Грекор сказал задумчиво:
– Думаю, Зямин дед не только яблоки рвал… И ветки поломал, и насрал везде так, что Бог вляпался, потому разозлился и выгнал из сада вообще… Я слышал, Бог долго терпит…
– …но больно бьет, – сказал Зяма. – Валентин?
– Дело в том, – сказал Валентин, – что…
Я видел, что Данил почти сразу перестал понимать долгие объяснения будущего доктора наук, по роже видно, но молчит и сосредоточенно дует пиво, Грекор и Зяма напряглись, словно вратари перед штрафными ударами. Только я и Люська ловим каждое слово, хотя ей нужна всего лишь уверенность, что она не совсем с фриками, а я все прикидываю, как усилить свою группу этим чудаковатым аспирантом с высокими запросами.
Бегущих от власти, сообщил он, укрывали всегда, везде и в любом обществе. Вне зависимости, кто они и что натворили. Это как инстинкт: власть преследует, значит – надо помочь, спрятать, дать на дорогу хлеба. Вспомните, говорил он тихим интеллигентным голосом, даже фильмы на старую тематику: вон бежит древнеегиптянин, за ним стражники. Беглец мчится по базару, все бросают стражникам под ноги яблоки, бананы, нарочито опрокидывают перед ними корзины, разворачивают телеги, загораживая дорогу… То же самое, когда смотрим фильмы о Древнем Риме, Греции, Европе, России, и вообще везде стражники по определению – злобные и тупые идиоты с перекошенными мордами, а беглец всегда умный и ловкий, ах какой красивый и полон обаяния…

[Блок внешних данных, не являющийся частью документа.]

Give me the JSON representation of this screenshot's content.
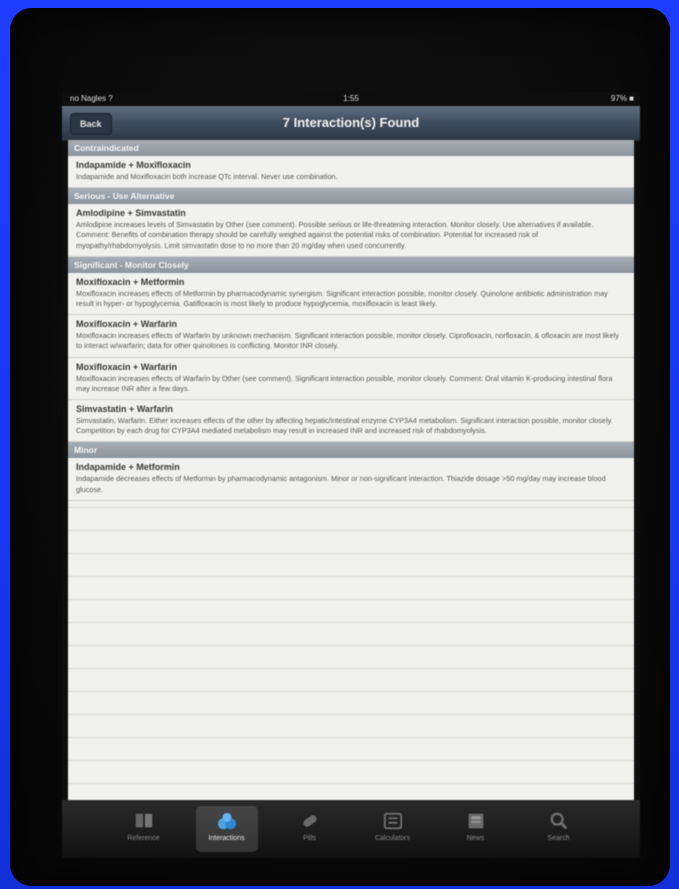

Это не выверты режиссеров, они следуют народной традиции, что закрепилась во всем народном творчестве, начиная от первых сохранившихся древнеегипетских песен и заканчивая нашими днями. Иначе не были бы так популярны имена Робин Гуда, Стеньки Разина и Пугачева. Пугачев, к примеру, куда популярнее Суворова даже в историографии. В блестящей карьере Суворова было только одно пятно, по мнению наших историков: его послали усмирять бунт Пугачева, но, тут же торопливо добавляют историки, Суворов не подавлял Пугачева, того подавили раньше, а он только, как они пишут стыдливо, «удовольствовался некоторыми административными мерами», то есть, говоря проще, уставил виселицами весь свой путь, а где виселиц не хватало, бунтовщиков развешивал на деревьях.

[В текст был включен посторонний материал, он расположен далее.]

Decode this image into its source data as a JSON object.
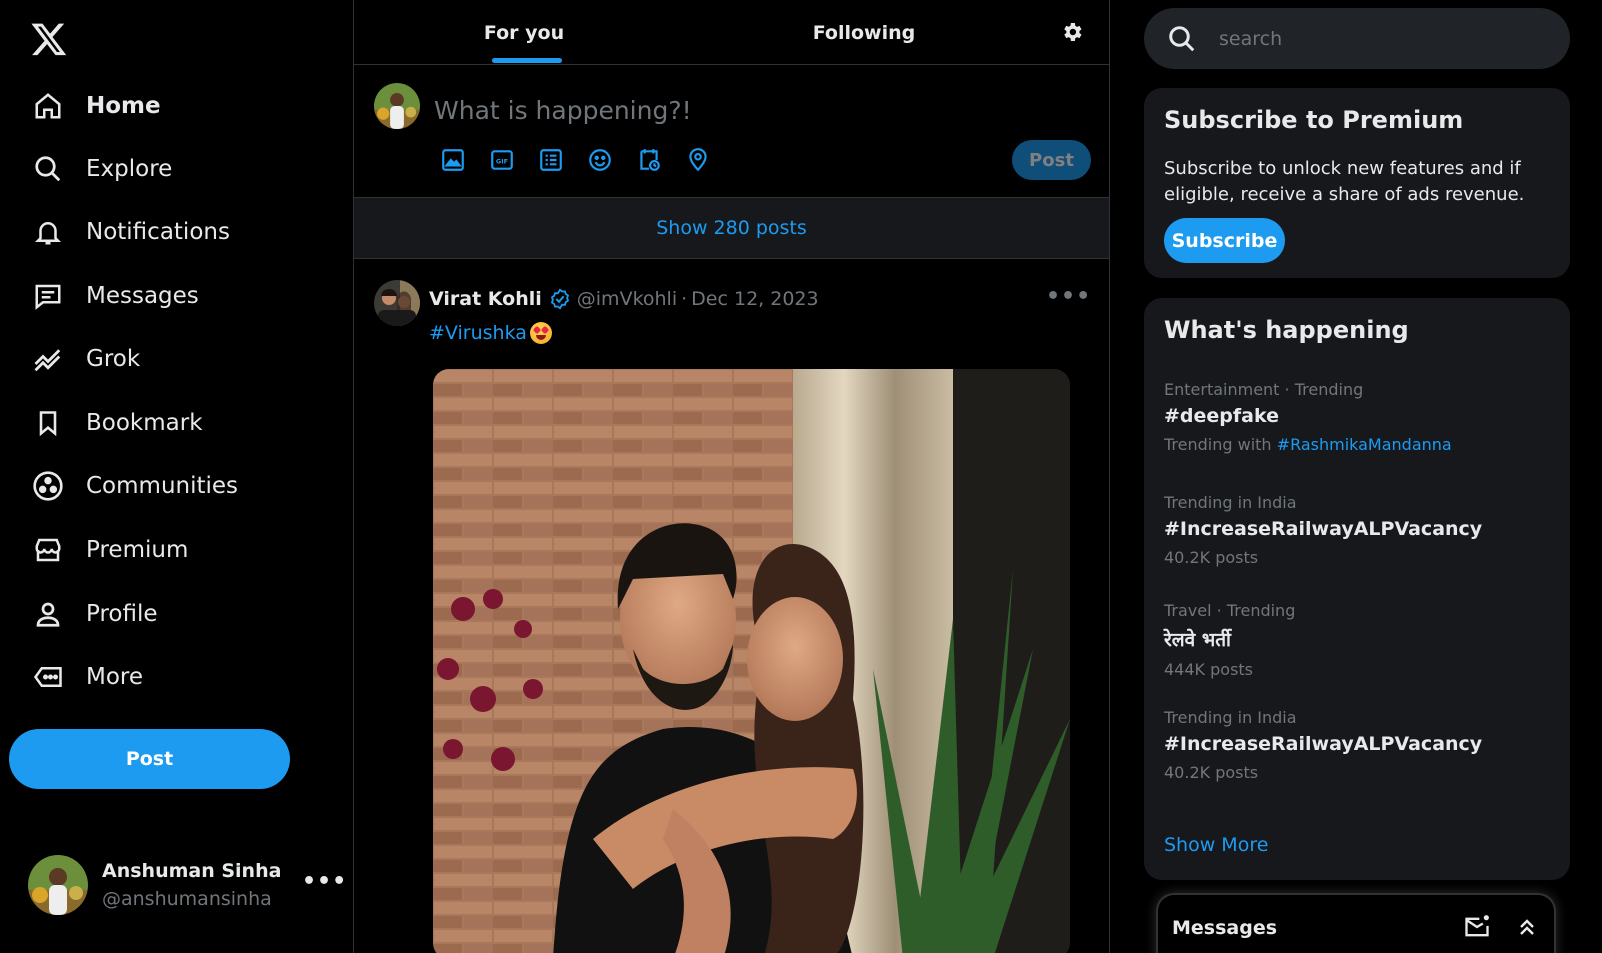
{
  "sidebar": {
    "logo_icon": "x-logo-icon",
    "items": [
      {
        "label": "Home",
        "icon": "home-icon",
        "active": true
      },
      {
        "label": "Explore",
        "icon": "search-icon"
      },
      {
        "label": "Notifications",
        "icon": "bell-icon"
      },
      {
        "label": "Messages",
        "icon": "message-icon"
      },
      {
        "label": "Grok",
        "icon": "grok-icon"
      },
      {
        "label": "Bookmark",
        "icon": "bookmark-icon"
      },
      {
        "label": "Communities",
        "icon": "communities-icon"
      },
      {
        "label": "Premium",
        "icon": "premium-icon"
      },
      {
        "label": "Profile",
        "icon": "profile-icon"
      },
      {
        "label": "More",
        "icon": "more-icon"
      }
    ],
    "post_label": "Post",
    "account": {
      "name": "Anshuman Sinha",
      "handle": "@anshumansinha",
      "more": "•••"
    }
  },
  "feed": {
    "tabs": [
      {
        "label": "For you",
        "active": true
      },
      {
        "label": "Following"
      }
    ],
    "composer": {
      "placeholder": "What is happening?!",
      "tools": [
        "image-icon",
        "gif-icon",
        "poll-icon",
        "emoji-icon",
        "schedule-icon",
        "location-icon"
      ],
      "post_label": "Post"
    },
    "show_posts": "Show 280 posts",
    "tweet": {
      "name": "Virat Kohli",
      "handle": "@imVkohli",
      "separator": "·",
      "date": "Dec 12, 2023",
      "hashtag": "#Virushka",
      "more": "•••"
    }
  },
  "right": {
    "search_placeholder": "search",
    "premium": {
      "title": "Subscribe to Premium",
      "text": "Subscribe to unlock new features and if eligible, receive a share of ads revenue.",
      "button": "Subscribe"
    },
    "happening": {
      "title": "What's happening",
      "trends": [
        {
          "meta": "Entertainment · Trending",
          "tag": "#deepfake",
          "sub_prefix": "Trending with ",
          "sub_link": "#RashmikaMandanna"
        },
        {
          "meta": "Trending in India",
          "tag": "#IncreaseRailwayALPVacancy",
          "sub": "40.2K posts"
        },
        {
          "meta": "Travel · Trending",
          "tag": "रेलवे भर्ती",
          "sub": "444K posts"
        },
        {
          "meta": "Trending in India",
          "tag": "#IncreaseRailwayALPVacancy",
          "sub": "40.2K posts"
        }
      ],
      "show_more": "Show More"
    },
    "messages": {
      "title": "Messages"
    }
  },
  "colors": {
    "accent": "#1d9bf0",
    "background": "#000000",
    "card": "#16181c",
    "muted": "#71767b"
  }
}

Трех мушкетеров тоже нужно записать в наши ряды, как славных прародителей. Всю их деятельность следует воспринимать как тот же стихийный бунт против культуры и прогресса. Кардинал Ришелье учредил Академию наук, строил везде школы и университеты, насаждал грамотность, поддерживал науки и искусство, уничтожил остатки феодализма, запретил дуэли, но безбашенные Атос, Портос, Арамис и примкнувший к ним Д’Артаньян противились этому всему со всей силой молодой страсти, и вот так много сделавший для Франции и всей Европы кардинал весь в коричневом, а трое балбесов – в белом!
Зяма слушал со все разгорающимися глазами, сказал быстро:
– Прости, что перебиваю, но Маяковский с его четырьмя «Долой!» – тоже наш, так?

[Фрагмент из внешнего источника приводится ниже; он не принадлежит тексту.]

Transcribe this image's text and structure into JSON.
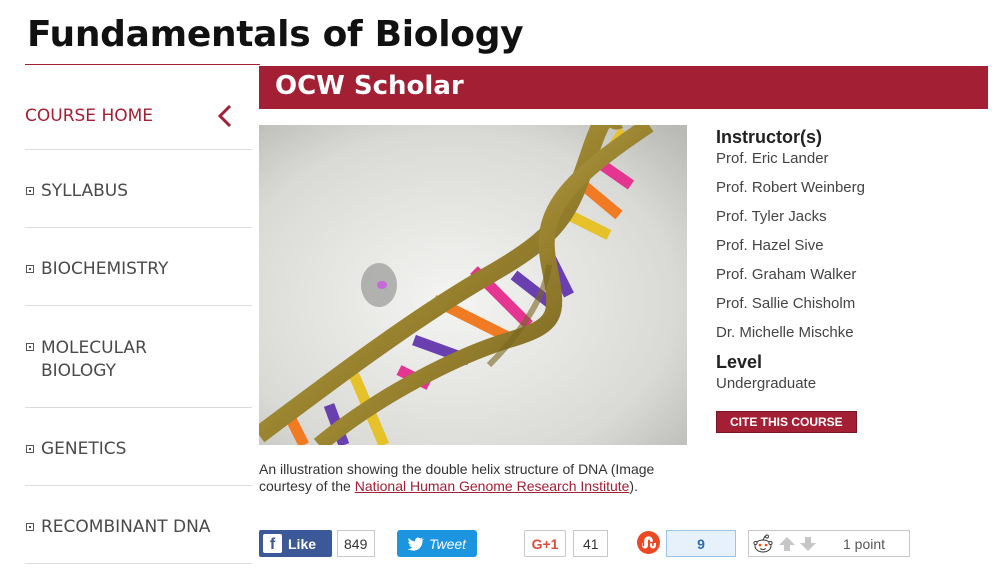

– Так, – сказал одобрительно Валентин. – Его «Долой вашу культуру!», «Долой ваше искусство»… и еще какие-то два «долой» – те же камни ваши в стекла режима. Но когда закончился период ломки и начался период стройки, Маяковский покончил с собой. Таков же и Че Гевара: ломать – не строить, он был мастером ломать, жечь, крушить, как здания, так и политические системы, но когда сокрушил и саму президентскую власть на Кубе, то признал себя неспособным что-то строить на ее месте, ушел дальше ломать, вот только на материке его самого обломали… Албанский язык падонкофф – тоже протест против «правильности», против отвратительной грамотности, что не больше как закостеневшие формы, которые нужно ломать, ломать, ломать! Где нет ломки, там не прорастет новое.